Michelle Owen was convinced that her ex-boyfriend (and father of her child) was not a nice man.
She was going through a custody dispute with him and was worried he was into child pornography. She was even more worried that he had used her laptop to enjoy his alleged perversion.
As a concerned citizen, she asked the police to examine her laptop. The Indiana police, also composed of concerned citizens, was delighted to oblige.
The detectives did, indeed, find some deleterious video, but surprisingly, it appeared to feature Michelle Owen and Toby the beagle.
May I quote the police report, as the words are most evocative: "The video showed Owen completely naked, saying 'it's playing' and then walking away from the camera to a bed with a dog on it and lying down."
I can feel your imagination beginning to race, but I cannot repeat what happened next because I am too keen to tell you what was on the second video.
It again showed "Michelle Owen, fully unclothed and messing with the camera. She walked away from the camera with a cigarette in her hand and got on the bed."
Yes, Toby was involved again. This time, a "jar of something" was not used. (Oh, didn't I mention the "jar of something" from the first video?)

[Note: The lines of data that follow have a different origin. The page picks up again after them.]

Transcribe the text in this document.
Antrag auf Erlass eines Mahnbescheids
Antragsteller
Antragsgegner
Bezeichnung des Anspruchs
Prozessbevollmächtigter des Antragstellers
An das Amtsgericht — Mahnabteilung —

Look, can we just skip to the part in which Michelle Owen, age 24, was charged with two counts of bestiality?
According to the police report, she said she barely remembered the videos because she was so drunk. But she did remember trying to delete them the next day, when sober. (Police found the videos in the recycling bin.)
This might lead some to conclude that there isn't all that much difference between her two states. However, you can't accuse Ms. Owen of a lack of persistence. Even though, once charged, she could have withdrawn her consent for the police to continue searching her laptop, she demurred.
She appears still convinced that her ex is a bad, bad guy.